Nonetheless, SB 731 is too modest. If California is ever going to get really serious about fighting climate change, then we're going to need far more dense urban housing projects along major transit corridors than currently envisioned. And time is of the essence. The San Francisco Chronicle reported earlier this week that carbon-dioxide levels in the atmosphere are continuing to soar as nations around the globe have failed to reduce greenhouse gas emissions. Atmospheric CO2 is now at nearly 400 parts per million, the highest in at least 800,000 years.

In other words, we need to quickly encourage the creation of vibrant, bustling cities in which people live in apartments or condos and walk, bike, or take mass transit to work. And to do that, we should exempt smart growth from all CEQA lawsuits.

Three-Dot Roundup

Southern California, along with much of the Southwest, could become much more susceptible to drought because of climate change, according to a new study led by NASA, the Los Angeles Times reported. The study essentially predicted that dry regions will become drier and wet regions will become wetter.
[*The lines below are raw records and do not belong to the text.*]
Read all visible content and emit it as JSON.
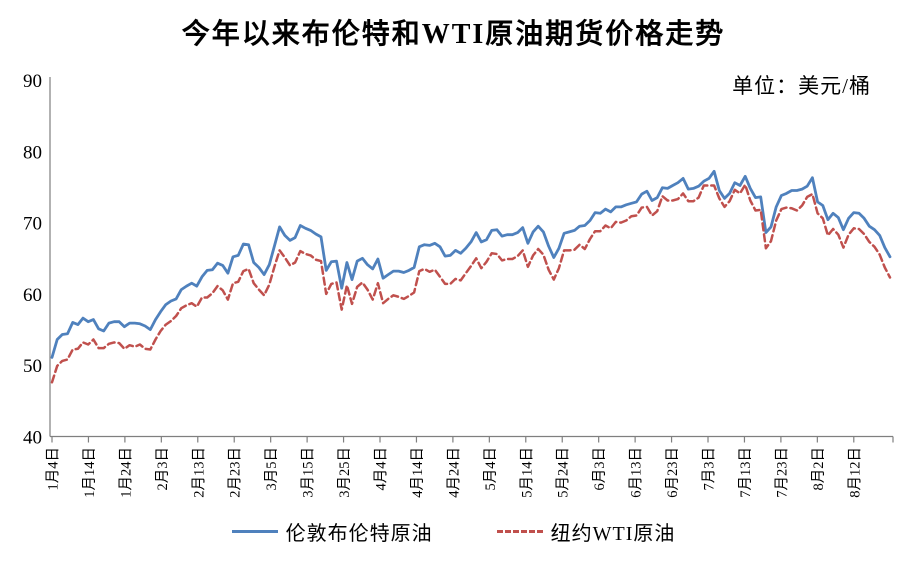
{
  "title": "今年以来布伦特和WTI原油期货价格走势",
  "unit_label": "单位：美元/桶",
  "colors": {
    "brent": "#4f81bd",
    "wti": "#c0504d",
    "axis": "#7f7f7f",
    "background": "#ffffff"
  },
  "legend": [
    {
      "label": "伦敦布伦特原油",
      "color": "#4f81bd",
      "line_style": "solid"
    },
    {
      "label": "纽约WTI原油",
      "color": "#c0504d",
      "line_style": "dashed"
    }
  ],
  "chart_data": {
    "type": "line",
    "title": "今年以来布伦特和WTI原油期货价格走势",
    "xlabel": "",
    "ylabel": "美元/桶",
    "ylim": [
      40,
      90
    ],
    "yticks": [
      40,
      50,
      60,
      70,
      80,
      90
    ],
    "grid": false,
    "legend_position": "bottom",
    "x_tick_labels": [
      "1月4日",
      "1月14日",
      "1月24日",
      "2月3日",
      "2月13日",
      "2月23日",
      "3月5日",
      "3月15日",
      "3月25日",
      "4月4日",
      "4月14日",
      "4月24日",
      "5月4日",
      "5月14日",
      "5月24日",
      "6月3日",
      "6月13日",
      "6月23日",
      "7月3日",
      "7月13日",
      "7月23日",
      "8月2日",
      "8月12日"
    ],
    "x_label_last_index": 155,
    "series": [
      {
        "key": "brent",
        "name": "伦敦布伦特原油",
        "color": "#4f81bd",
        "dash": null,
        "width": 2.8,
        "values": [
          51.1,
          53.6,
          54.3,
          54.4,
          56.0,
          55.7,
          56.6,
          56.1,
          56.4,
          55.1,
          54.8,
          55.9,
          56.1,
          56.1,
          55.4,
          55.9,
          55.9,
          55.8,
          55.5,
          55.0,
          56.4,
          57.5,
          58.5,
          59.0,
          59.3,
          60.6,
          61.1,
          61.5,
          61.1,
          62.4,
          63.3,
          63.4,
          64.3,
          64.0,
          62.9,
          65.2,
          65.4,
          67.0,
          66.9,
          64.4,
          63.7,
          62.7,
          64.1,
          66.7,
          69.4,
          68.2,
          67.5,
          67.9,
          69.6,
          69.2,
          68.9,
          68.4,
          68.0,
          63.3,
          64.5,
          64.6,
          60.8,
          64.4,
          62.0,
          64.6,
          65.0,
          64.1,
          63.5,
          64.9,
          62.2,
          62.7,
          63.2,
          63.2,
          63.0,
          63.3,
          63.7,
          66.6,
          66.9,
          66.8,
          67.1,
          66.6,
          65.3,
          65.4,
          66.1,
          65.7,
          66.4,
          67.3,
          68.6,
          67.3,
          67.6,
          68.9,
          69.0,
          68.1,
          68.3,
          68.3,
          68.6,
          69.3,
          67.1,
          68.7,
          69.5,
          68.7,
          66.7,
          65.1,
          66.4,
          68.5,
          68.7,
          68.9,
          69.5,
          69.6,
          70.3,
          71.4,
          71.3,
          71.9,
          71.5,
          72.2,
          72.2,
          72.5,
          72.7,
          72.9,
          74.0,
          74.4,
          73.1,
          73.5,
          74.9,
          74.8,
          75.2,
          75.6,
          76.2,
          74.7,
          74.8,
          75.1,
          75.8,
          76.2,
          77.2,
          74.5,
          73.4,
          74.1,
          75.6,
          75.2,
          76.5,
          74.8,
          73.5,
          73.6,
          68.6,
          69.4,
          72.2,
          73.8,
          74.1,
          74.5,
          74.5,
          74.7,
          75.1,
          76.3,
          72.9,
          72.4,
          70.4,
          71.3,
          70.7,
          69.0,
          70.6,
          71.4,
          71.3,
          70.6,
          69.5,
          69.0,
          68.2,
          66.5,
          65.2
        ]
      },
      {
        "key": "wti",
        "name": "纽约WTI原油",
        "color": "#c0504d",
        "dash": "7 4",
        "width": 2.5,
        "values": [
          47.6,
          49.9,
          50.6,
          50.8,
          52.2,
          52.3,
          53.2,
          52.9,
          53.6,
          52.4,
          52.4,
          53.0,
          53.2,
          53.1,
          52.3,
          52.8,
          52.6,
          52.9,
          52.3,
          52.2,
          53.6,
          54.8,
          55.7,
          56.2,
          56.9,
          58.0,
          58.4,
          58.7,
          58.2,
          59.5,
          59.5,
          60.1,
          61.1,
          60.5,
          59.2,
          61.5,
          61.7,
          63.2,
          63.5,
          61.5,
          60.6,
          59.8,
          61.3,
          63.8,
          66.1,
          65.1,
          64.0,
          64.4,
          66.0,
          65.6,
          65.4,
          64.8,
          64.6,
          60.0,
          61.4,
          61.6,
          57.8,
          61.2,
          58.6,
          61.0,
          61.6,
          60.6,
          59.2,
          61.5,
          58.7,
          59.3,
          59.8,
          59.6,
          59.3,
          59.7,
          60.2,
          63.2,
          63.5,
          63.1,
          63.4,
          62.4,
          61.4,
          61.4,
          62.1,
          61.9,
          62.9,
          63.9,
          65.0,
          63.6,
          64.5,
          65.7,
          65.6,
          64.7,
          64.9,
          64.9,
          65.3,
          66.1,
          63.8,
          65.4,
          66.3,
          65.5,
          63.4,
          62.0,
          63.6,
          66.1,
          66.1,
          66.2,
          66.9,
          66.3,
          67.7,
          68.8,
          68.8,
          69.6,
          69.2,
          70.1,
          70.0,
          70.3,
          70.9,
          71.0,
          72.1,
          72.2,
          71.0,
          71.6,
          73.7,
          73.1,
          73.1,
          73.3,
          74.1,
          73.0,
          73.0,
          73.5,
          75.2,
          75.2,
          75.2,
          73.4,
          72.2,
          73.0,
          74.6,
          74.1,
          75.3,
          73.1,
          71.7,
          71.8,
          66.4,
          67.4,
          70.3,
          71.9,
          72.1,
          72.0,
          71.7,
          72.4,
          73.6,
          74.0,
          71.3,
          70.6,
          68.2,
          69.1,
          68.3,
          66.5,
          68.3,
          69.2,
          69.1,
          68.4,
          67.3,
          66.6,
          65.5,
          63.7,
          62.3
        ]
      }
    ]
  }
}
Drought conditions also could lead to more catastrophic wildfires in Southern California and an increase demand for water from the Sierra. ... The Sierra snowpack, meanwhile, was at just 17 percent of normal last week, following a record-breaking dry spell in the beginning of 2013, the Associated Press reported. ... A lack of housing in Oakland caused rent prices to skyrocket by 14.8 percent during the first quarter of this year, as the average price of an apartment rental in the city reached $1,947 a month, the Chronicle reported. ... And the number of badly designed bolts installed on the new Bay Bridge now stands at more than 2,300, the Chronicle reported, adding that Caltrans continued to use the overly hard metal fasteners even after the agency had banned them because they can become too brittle when exposed to the environment.